As the world’s leading stock markets continue to play stomach-hockey with investors via one triple-digit turn after another, the mainstream community takes solace in this core belief: No matter how uncertain things become, the Federal Reserve can at any moment swoop in to set the economy right.
In reality — the Fed has no such power. This is the revelation of Elliott Wave International’s newest complimentary resource from Club EWI: the 35-page eBook titled “Understanding the Fed.” Including excerpts from the selected works of EWI President Robert Prechter — including his 2002 book “Conquer the Crash” and several past “Elliott Wave Theorist” publications — this riveting report exposes once and for all the most dangerous myths about the Federal Reserve.
Chapter 3 (of the 8-chapter anthology) attends to the “Potent Directors Fallacy” — i.e., the false notion that the central bank is in control of the U.S.’s money, market, and economy — and offers this “Conquer the Crash” insight:
“For recent examples of the failure of the idea of efficacious economic directors, just look around. Since Japan’s boom ended, its regulators have been using every presumed macroeconomic ‘tool’ to get the Land of the Sinking Sun rising again, as yet to no avail. The World Bank, the IMF, local central banks, and government officials were ‘wisely managing’ South East Asia’s boom until it collapsed spectacularly in 1997. In America, the Federal Reserve has lowered its discount rate from 6% to 1.25%, an unprecedented amount in such a short time… What will it do if the economy resumes its contraction; lower rates to zero?“
Note: The underlined sentence above was written in 2002. Today, that forecast has come to fruition after the Fed’s rate-slashing campaign since September 2008 has brought rates to the zero level.
Chapter 3 then goes on to explain WHY the Fed’s monetary policy failed to lift the hot-air balloon of the economy out of the violent credit and housing downdraft.
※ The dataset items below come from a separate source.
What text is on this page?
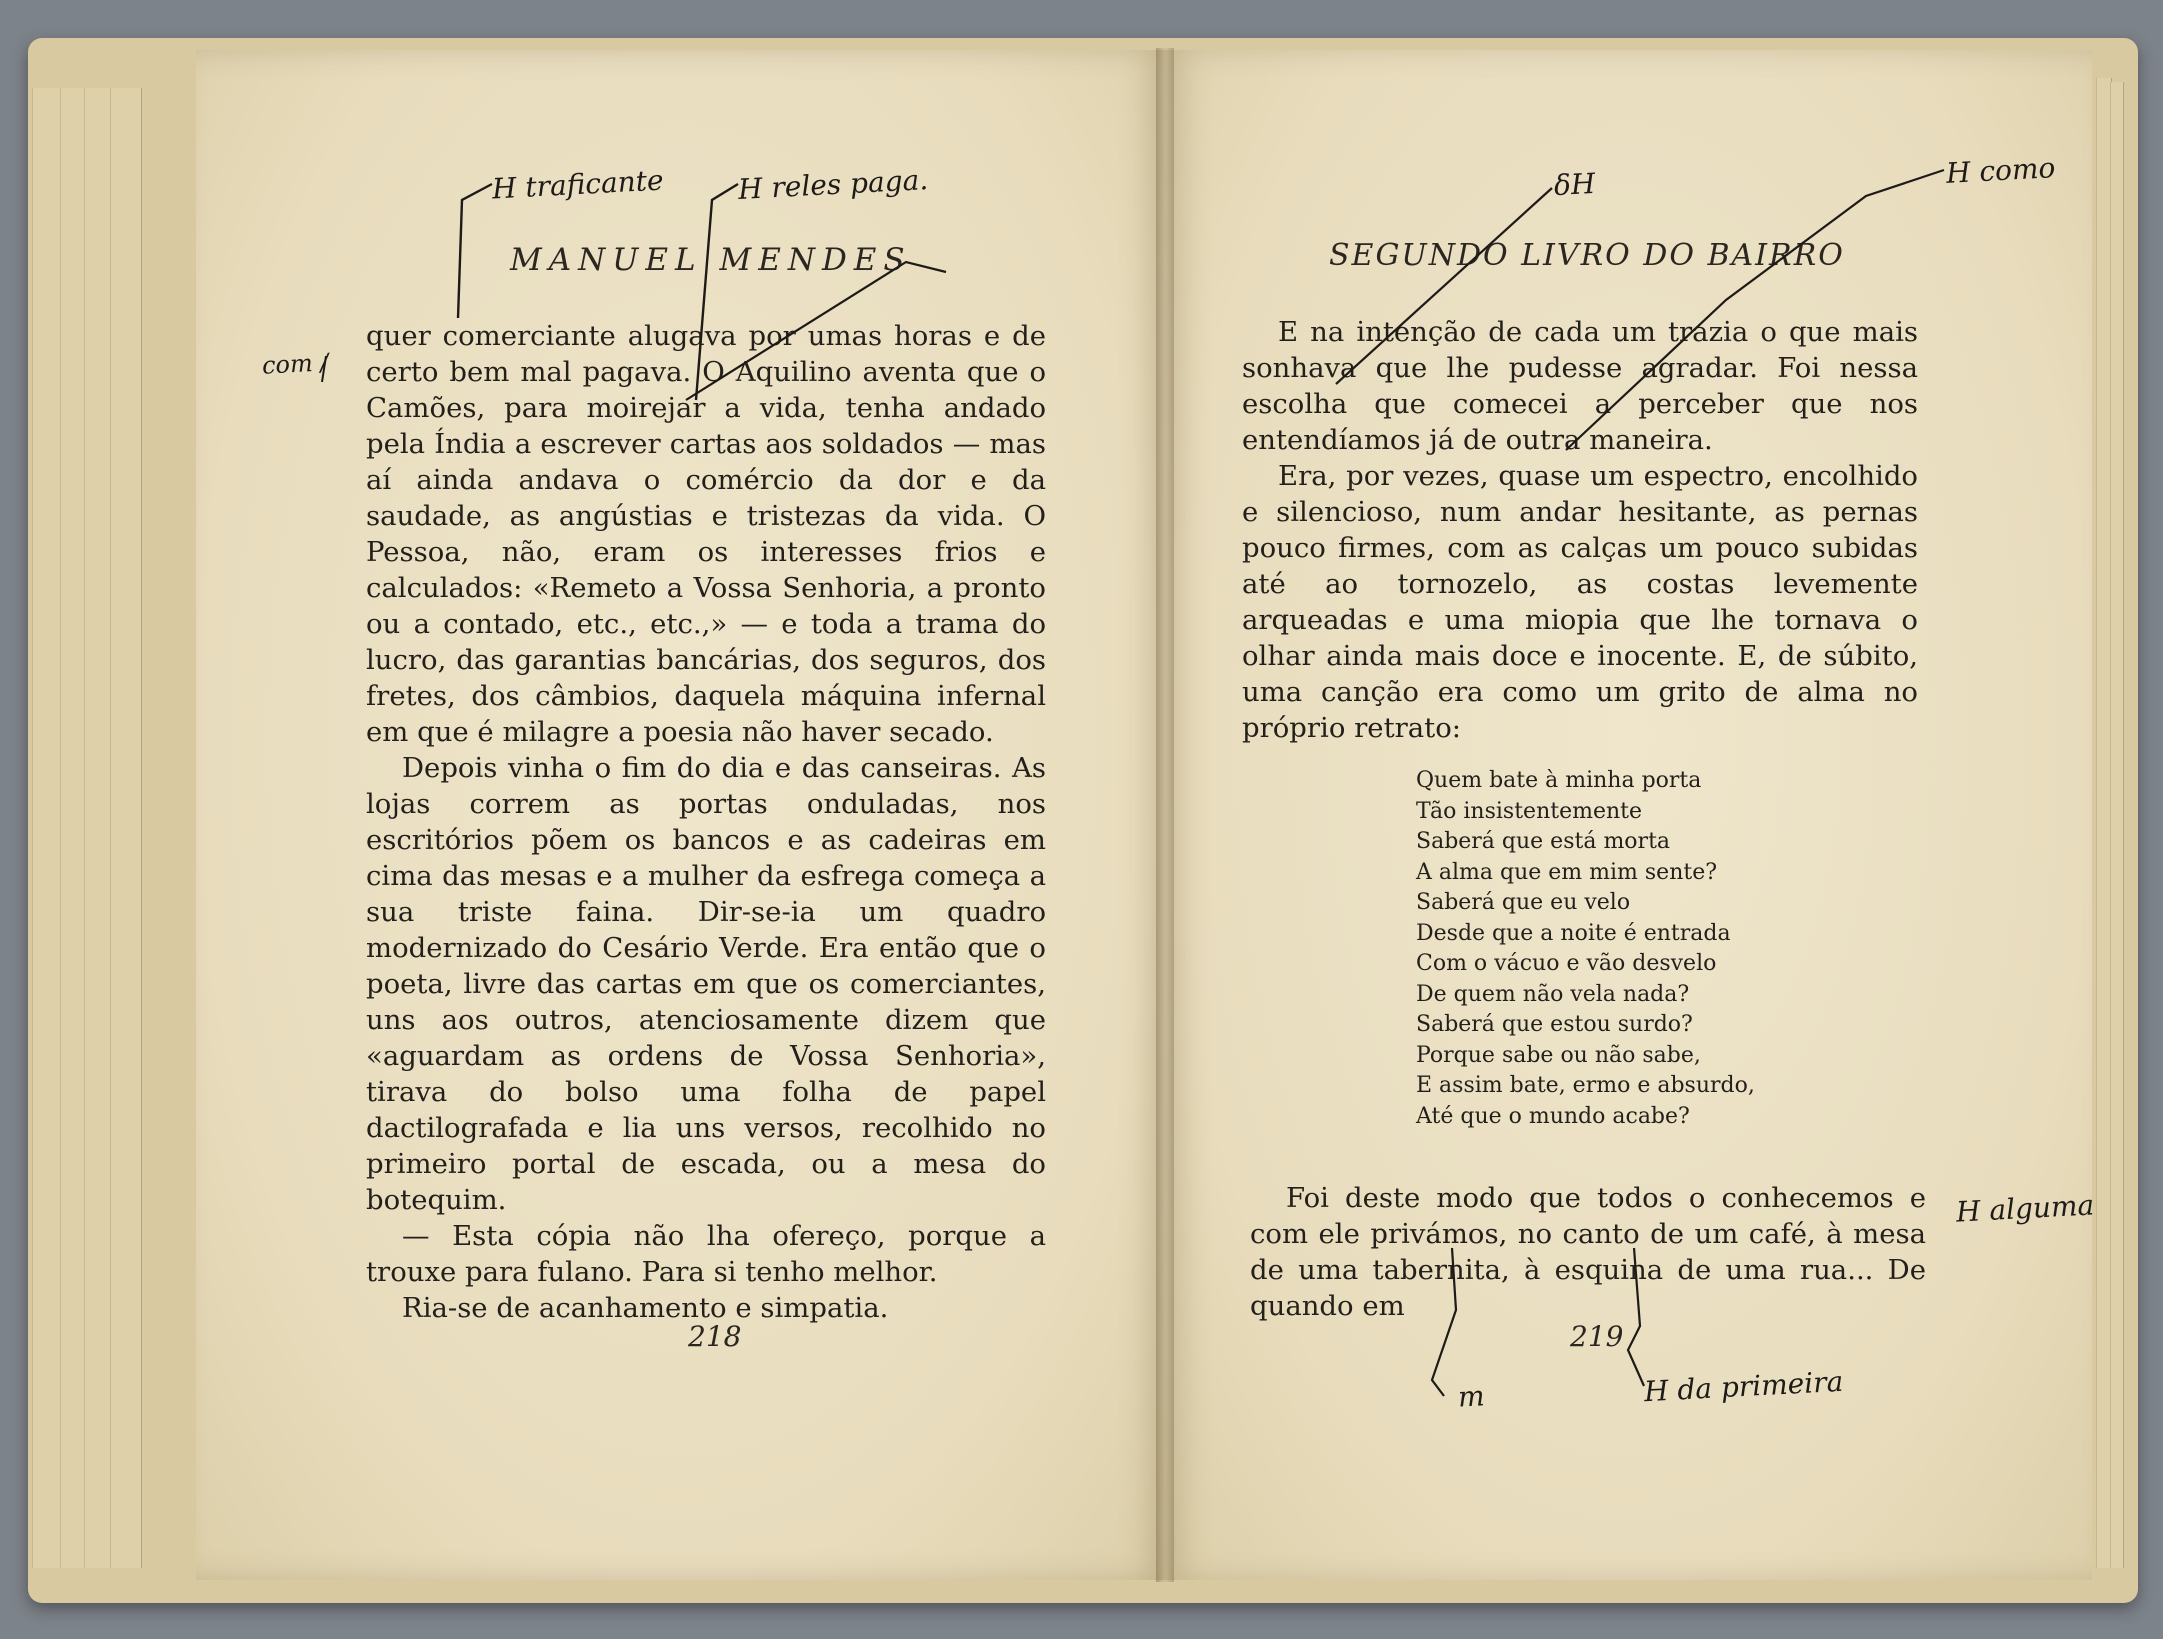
MANUEL MENDES

quer comerciante alugava por umas horas e de certo bem mal pagava. O Aquilino aventa que o Camões, para moirejar a vida, tenha andado pela Índia a escrever cartas aos soldados — mas aí ainda andava o comércio da dor e da saudade, as angústias e tristezas da vida. O Pessoa, não, eram os interesses frios e calculados: «Remeto a Vossa Senhoria, a pronto ou a contado, etc., etc.,» — e toda a trama do lucro, das garantias bancárias, dos seguros, dos fretes, dos câmbios, daquela máquina infernal em que é milagre a poesia não haver secado.

Depois vinha o fim do dia e das canseiras. As lojas correm as portas onduladas, nos escritórios põem os bancos e as cadeiras em cima das mesas e a mulher da esfrega começa a sua triste faina. Dir-se-ia um quadro modernizado do Cesário Verde. Era então que o poeta, livre das cartas em que os comerciantes, uns aos outros, atenciosamente dizem que «aguardam as ordens de Vossa Senhoria», tirava do bolso uma folha de papel dactilografada e lia uns versos, recolhido no primeiro portal de escada, ou a mesa do botequim.

— Esta cópia não lha ofereço, porque a trouxe para fulano. Para si tenho melhor.

Ria-se de acanhamento e simpatia.

218
H traficante	H reles paga.
com /
SEGUNDO LIVRO DO BAIRRO

E na intenção de cada um trazia o que mais sonhava que lhe pudesse agradar. Foi nessa escolha que comecei a perceber que nos entendíamos já de outra maneira.

Era, por vezes, quase um espectro, encolhido e silencioso, num andar hesitante, as pernas pouco firmes, com as calças um pouco subidas até ao tornozelo, as costas levemente arqueadas e uma miopia que lhe tornava o olhar ainda mais doce e inocente. E, de súbito, uma canção era como um grito de alma no próprio retrato:

Quem bate à minha porta
Tão insistentemente
Saberá que está morta
A alma que em mim sente?
Saberá que eu velo
Desde que a noite é entrada
Com o vácuo e vão desvelo
De quem não vela nada?
Saberá que estou surdo?
Porque sabe ou não sabe,
E assim bate, ermo e absurdo,
Até que o mundo acabe?

Foi deste modo que todos o conhecemos e com ele privámos, no canto de um café, à mesa de uma tabernita, à esquina de uma rua... De quando em

219
δH	H como
H alguma
m	H da primeira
Here, the eBook writes:
“The Fed’s ultimate goal is to influence public borrowing from banks. During economic contractions, banks become fearful. At such times, low Fed-influenced rates cannot overcome creditors’ disinclination to lend and/or customers’ unwillingness or inability to borrow. Thus, regardless of assertions to the contrary, the Fed’s purported ‘control’ of borrowing, lending, and interest rates ultimately depends upon an accommodating market psychology and cannot be set by decree.”